Little River Lighthouse

      In 2001, the American Lighthouse Foundation, in partnership with the United States Coast Guard, restored the light tower, the boat ramp, and the wooden walkway on the island.  This allowed for a light to again be installed in the tower, which had been dark since 1975.

      In October of 2001, the Little River Lighthouse was re-lit as a Beacon of Freedom to the World.   The relighting ceremony, reported to be the largest gathering in Cutler’s history. It was a dual ceremony honoring those who lost their lives in the terrorist attack of September 11, 2001 as well as honoring the memory of the people of the United States Lighthouse Service and the United States Coast Guard who served at the Little River Lighthouse.

     The first lighthouse at Little River was built in 1847.  Both the tower and the keeper’s house which were attached were built of granite and stone.  It was a near twin to the Prospect Harbor Point Lighthouse.

The Boat House
      In 1876 the stone tower was replaced by one constructed with bricks, encased by steel, which still stands today.  At one time it was painted red with a black lantern room.  In 1881 the old boathouse was demolished and replaced by the one that is now there. The old stone and granite keeper’s house was replaced in 1888 by the present two story wooden Victorian style house. 

The Oil House
     In 1905, for safety reasons, the government built an oil house at the site.  It was built using some of the leftover granite from the original tower.  It is identical to many oil houses that were built at most lighthouses in New England.  When electricity came to the island and whale oil or kerosene was no longer needed the building was then named “The Paint Locker”.

Jack and Tobi Graham, Caretakers

     There have been two different fog bell towers at the Little River Lighthouse.  Unfortunately, both have been destroyed.  The original bell is now on display in the Cutler Town Circle.

     In 1939 the United States Lighthouse Service was abolished and its duties were merged into the Coast Guard.  Willie W. Corbett who served at other Maine lighthouses, Served here from 1921 to 1939.  He had the distinction of being the last keeper of the United States Lighthouse Service to be at the Little River Lighthouse, officially ending the era of family lighthouse keeping in Cutler.

     The tower originally had a fifth order Fresnel Lens.  In 1975 it was removed and replaced by modern optic on a skeleton tower near where the foghorn and solar panels now sit.  The whereabouts of the Fresnel lens remains a mystery to this day.

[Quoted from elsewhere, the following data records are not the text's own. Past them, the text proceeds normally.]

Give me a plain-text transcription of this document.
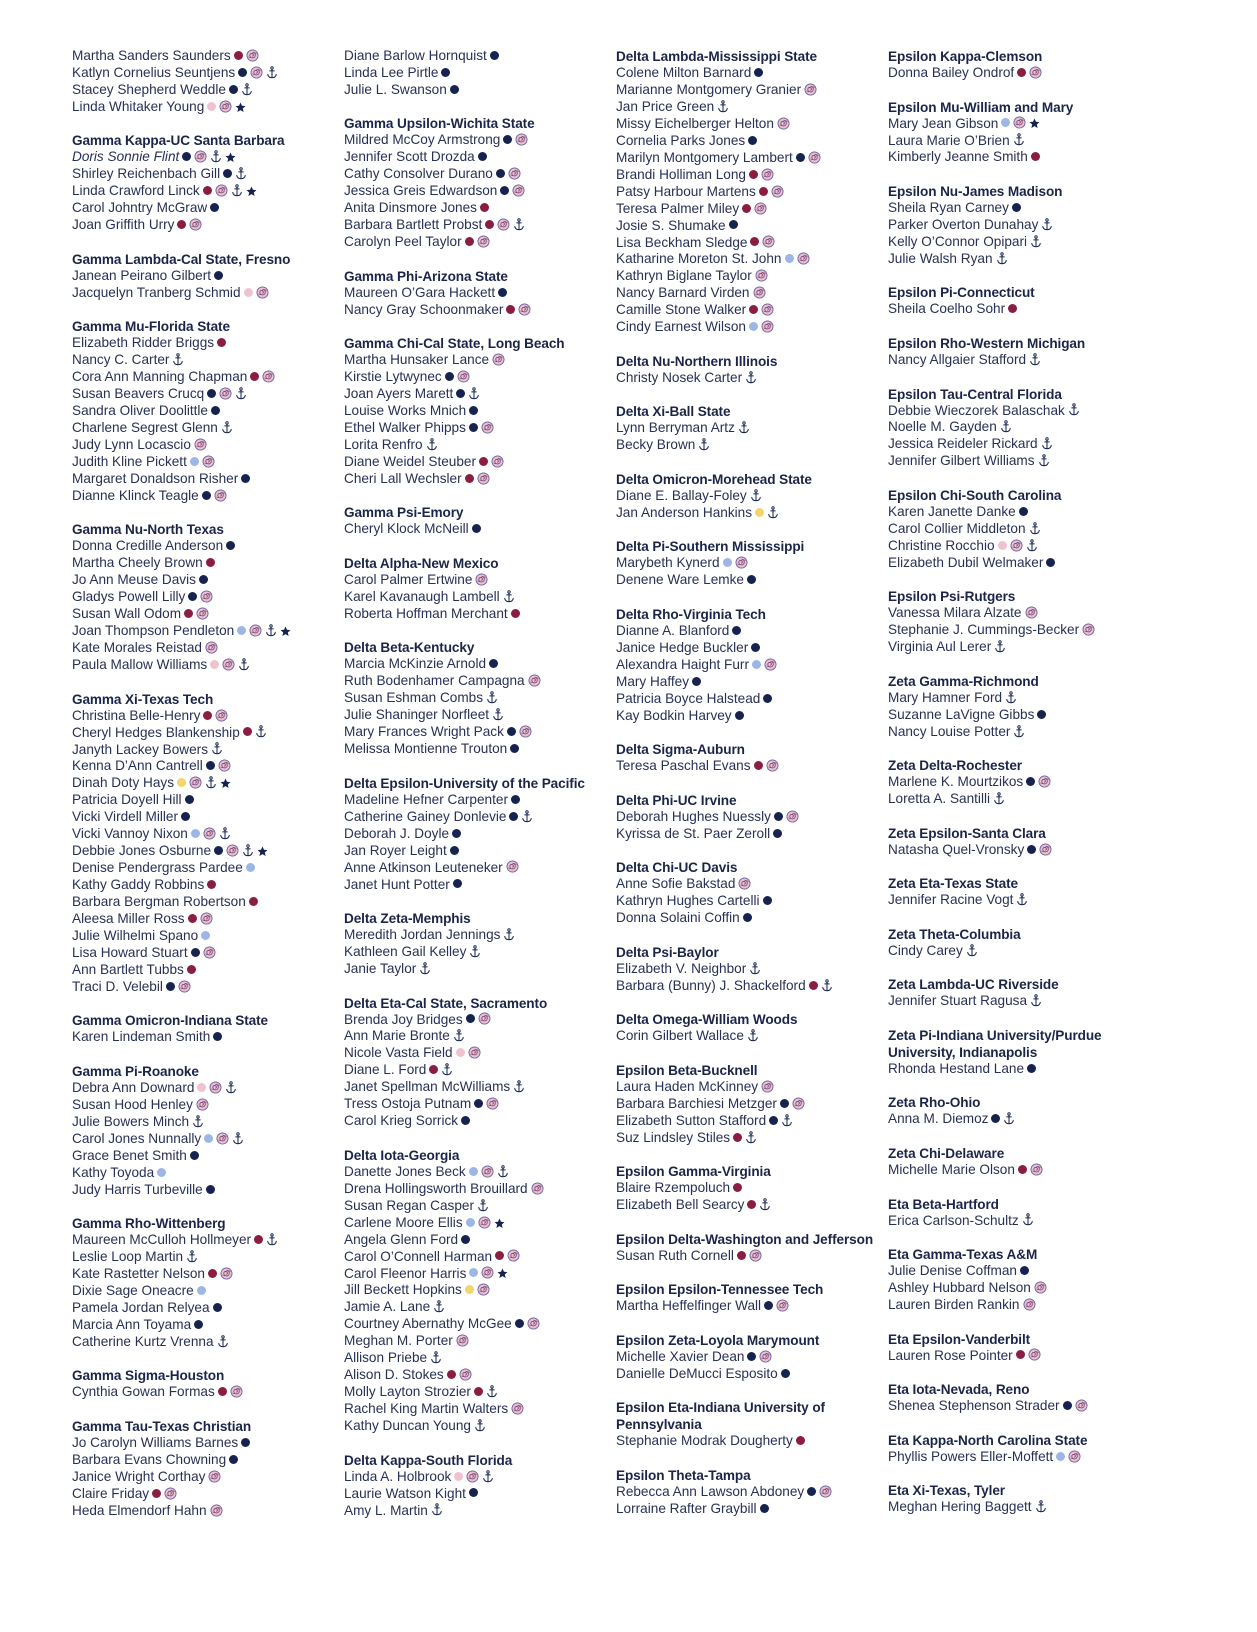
Martha Sanders Saunders
Katlyn Cornelius Seuntjens
Stacey Shepherd Weddle
Linda Whitaker Young
Gamma Kappa-UC Santa Barbara
Doris Sonnie Flint
Shirley Reichenbach Gill
Linda Crawford Linck
Carol Johntry McGraw
Joan Griffith Urry
Gamma Lambda-Cal State, Fresno
Janean Peirano Gilbert
Jacquelyn Tranberg Schmid
Gamma Mu-Florida State
Elizabeth Ridder Briggs
Nancy C. Carter
Cora Ann Manning Chapman
Susan Beavers Crucq
Sandra Oliver Doolittle
Charlene Segrest Glenn
Judy Lynn Locascio
Judith Kline Pickett
Margaret Donaldson Risher
Dianne Klinck Teagle
Gamma Nu-North Texas
Donna Credille Anderson
Martha Cheely Brown
Jo Ann Meuse Davis
Gladys Powell Lilly
Susan Wall Odom
Joan Thompson Pendleton
Kate Morales Reistad
Paula Mallow Williams
Gamma Xi-Texas Tech
Christina Belle-Henry
Cheryl Hedges Blankenship
Janyth Lackey Bowers
Kenna D’Ann Cantrell
Dinah Doty Hays
Patricia Doyell Hill
Vicki Virdell Miller
Vicki Vannoy Nixon
Debbie Jones Osburne
Denise Pendergrass Pardee
Kathy Gaddy Robbins
Barbara Bergman Robertson
Aleesa Miller Ross
Julie Wilhelmi Spano
Lisa Howard Stuart
Ann Bartlett Tubbs
Traci D. Velebil
Gamma Omicron-Indiana State
Karen Lindeman Smith
Gamma Pi-Roanoke
Debra Ann Downard
Susan Hood Henley
Julie Bowers Minch
Carol Jones Nunnally
Grace Benet Smith
Kathy Toyoda
Judy Harris Turbeville
Gamma Rho-Wittenberg
Maureen McCulloh Hollmeyer
Leslie Loop Martin
Kate Rastetter Nelson
Dixie Sage Oneacre
Pamela Jordan Relyea
Marcia Ann Toyama
Catherine Kurtz Vrenna
Gamma Sigma-Houston
Cynthia Gowan Formas
Gamma Tau-Texas Christian
Jo Carolyn Williams Barnes
Barbara Evans Chowning
Janice Wright Corthay
Claire Friday
Heda Elmendorf Hahn
Diane Barlow Hornquist
Linda Lee Pirtle
Julie L. Swanson
Gamma Upsilon-Wichita State
Mildred McCoy Armstrong
Jennifer Scott Drozda
Cathy Consolver Durano
Jessica Greis Edwardson
Anita Dinsmore Jones
Barbara Bartlett Probst
Carolyn Peel Taylor
Gamma Phi-Arizona State
Maureen O’Gara Hackett
Nancy Gray Schoonmaker
Gamma Chi-Cal State, Long Beach
Martha Hunsaker Lance
Kirstie Lytwynec
Joan Ayers Marett
Louise Works Mnich
Ethel Walker Phipps
Lorita Renfro
Diane Weidel Steuber
Cheri Lall Wechsler
Gamma Psi-Emory
Cheryl Klock McNeill
Delta Alpha-New Mexico
Carol Palmer Ertwine
Karel Kavanaugh Lambell
Roberta Hoffman Merchant
Delta Beta-Kentucky
Marcia McKinzie Arnold
Ruth Bodenhamer Campagna
Susan Eshman Combs
Julie Shaninger Norfleet
Mary Frances Wright Pack
Melissa Montienne Trouton
Delta Epsilon-University of the Pacific
Madeline Hefner Carpenter
Catherine Gainey Donlevie
Deborah J. Doyle
Jan Royer Leight
Anne Atkinson Leuteneker
Janet Hunt Potter
Delta Zeta-Memphis
Meredith Jordan Jennings
Kathleen Gail Kelley
Janie Taylor
Delta Eta-Cal State, Sacramento
Brenda Joy Bridges
Ann Marie Bronte
Nicole Vasta Field
Diane L. Ford
Janet Spellman McWilliams
Tress Ostoja Putnam
Carol Krieg Sorrick
Delta Iota-Georgia
Danette Jones Beck
Drena Hollingsworth Brouillard
Susan Regan Casper
Carlene Moore Ellis
Angela Glenn Ford
Carol O’Connell Harman
Carol Fleenor Harris
Jill Beckett Hopkins
Jamie A. Lane
Courtney Abernathy McGee
Meghan M. Porter
Allison Priebe
Alison D. Stokes
Molly Layton Strozier
Rachel King Martin Walters
Kathy Duncan Young
Delta Kappa-South Florida
Linda A. Holbrook
Laurie Watson Kight
Amy L. Martin
Delta Lambda-Mississippi State
Colene Milton Barnard
Marianne Montgomery Granier
Jan Price Green
Missy Eichelberger Helton
Cornelia Parks Jones
Marilyn Montgomery Lambert
Brandi Holliman Long
Patsy Harbour Martens
Teresa Palmer Miley
Josie S. Shumake
Lisa Beckham Sledge
Katharine Moreton St. John
Kathryn Biglane Taylor
Nancy Barnard Virden
Camille Stone Walker
Cindy Earnest Wilson
Delta Nu-Northern Illinois
Christy Nosek Carter
Delta Xi-Ball State
Lynn Berryman Artz
Becky Brown
Delta Omicron-Morehead State
Diane E. Ballay-Foley
Jan Anderson Hankins
Delta Pi-Southern Mississippi
Marybeth Kynerd
Denene Ware Lemke
Delta Rho-Virginia Tech
Dianne A. Blanford
Janice Hedge Buckler
Alexandra Haight Furr
Mary Haffey
Patricia Boyce Halstead
Kay Bodkin Harvey
Delta Sigma-Auburn
Teresa Paschal Evans
Delta Phi-UC Irvine
Deborah Hughes Nuessly
Kyrissa de St. Paer Zeroll
Delta Chi-UC Davis
Anne Sofie Bakstad
Kathryn Hughes Cartelli
Donna Solaini Coffin
Delta Psi-Baylor
Elizabeth V. Neighbor
Barbara (Bunny) J. Shackelford
Delta Omega-William Woods
Corin Gilbert Wallace
Epsilon Beta-Bucknell
Laura Haden McKinney
Barbara Barchiesi Metzger
Elizabeth Sutton Stafford
Suz Lindsley Stiles
Epsilon Gamma-Virginia
Blaire Rzempoluch
Elizabeth Bell Searcy
Epsilon Delta-Washington and Jefferson
Susan Ruth Cornell
Epsilon Epsilon-Tennessee Tech
Martha Heffelfinger Wall
Epsilon Zeta-Loyola Marymount
Michelle Xavier Dean
Danielle DeMucci Esposito
Epsilon Eta-Indiana University of Pennsylvania
Stephanie Modrak Dougherty
Epsilon Theta-Tampa
Rebecca Ann Lawson Abdoney
Lorraine Rafter Graybill
Epsilon Kappa-Clemson
Donna Bailey Ondrof
Epsilon Mu-William and Mary
Mary Jean Gibson
Laura Marie O’Brien
Kimberly Jeanne Smith
Epsilon Nu-James Madison
Sheila Ryan Carney
Parker Overton Dunahay
Kelly O’Connor Opipari
Julie Walsh Ryan
Epsilon Pi-Connecticut
Sheila Coelho Sohr
Epsilon Rho-Western Michigan
Nancy Allgaier Stafford
Epsilon Tau-Central Florida
Debbie Wieczorek Balaschak
Noelle M. Gayden
Jessica Reideler Rickard
Jennifer Gilbert Williams
Epsilon Chi-South Carolina
Karen Janette Danke
Carol Collier Middleton
Christine Rocchio
Elizabeth Dubil Welmaker
Epsilon Psi-Rutgers
Vanessa Milara Alzate
Stephanie J. Cummings-Becker
Virginia Aul Lerer
Zeta Gamma-Richmond
Mary Hamner Ford
Suzanne LaVigne Gibbs
Nancy Louise Potter
Zeta Delta-Rochester
Marlene K. Mourtzikos
Loretta A. Santilli
Zeta Epsilon-Santa Clara
Natasha Quel-Vronsky
Zeta Eta-Texas State
Jennifer Racine Vogt
Zeta Theta-Columbia
Cindy Carey
Zeta Lambda-UC Riverside
Jennifer Stuart Ragusa
Zeta Pi-Indiana University/Purdue University, Indianapolis
Rhonda Hestand Lane
Zeta Rho-Ohio
Anna M. Diemoz
Zeta Chi-Delaware
Michelle Marie Olson
Eta Beta-Hartford
Erica Carlson-Schultz
Eta Gamma-Texas A&M
Julie Denise Coffman
Ashley Hubbard Nelson
Lauren Birden Rankin
Eta Epsilon-Vanderbilt
Lauren Rose Pointer
Eta Iota-Nevada, Reno
Shenea Stephenson Strader
Eta Kappa-North Carolina State
Phyllis Powers Eller-Moffett
Eta Xi-Texas, Tyler
Meghan Hering Baggett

     The tower originally had a fifth order Fresnel Lens.  In 1975 it was removed and replaced by modern optic on a skeleton tower near where the foghorn and solar panels now sit.  The whereabouts of the Fresnel lens remains a mystery to this day.

     In the fall of 1998 Maine Historic Preservation declared the Little River Lighthouse Station as one of the Ten Most Endangered Historic Properties in the state. 

     In 2000, when it was evident that the lighthouse could eventually be declared excess property and could be sold to the highest bidder, the American Lighthouse Foundation stepped forward and was granted an historic preservation license and lease fro the Coast Guard.  In 2002 ownership of the entire island and all the buildings, including the tower, were transferred to the American Lighthouse Foundation.It was the first lighthouse in New England to have its ownership transferred to a nonprofit group under the National Historic Lighthouse Preservation Act of 2000.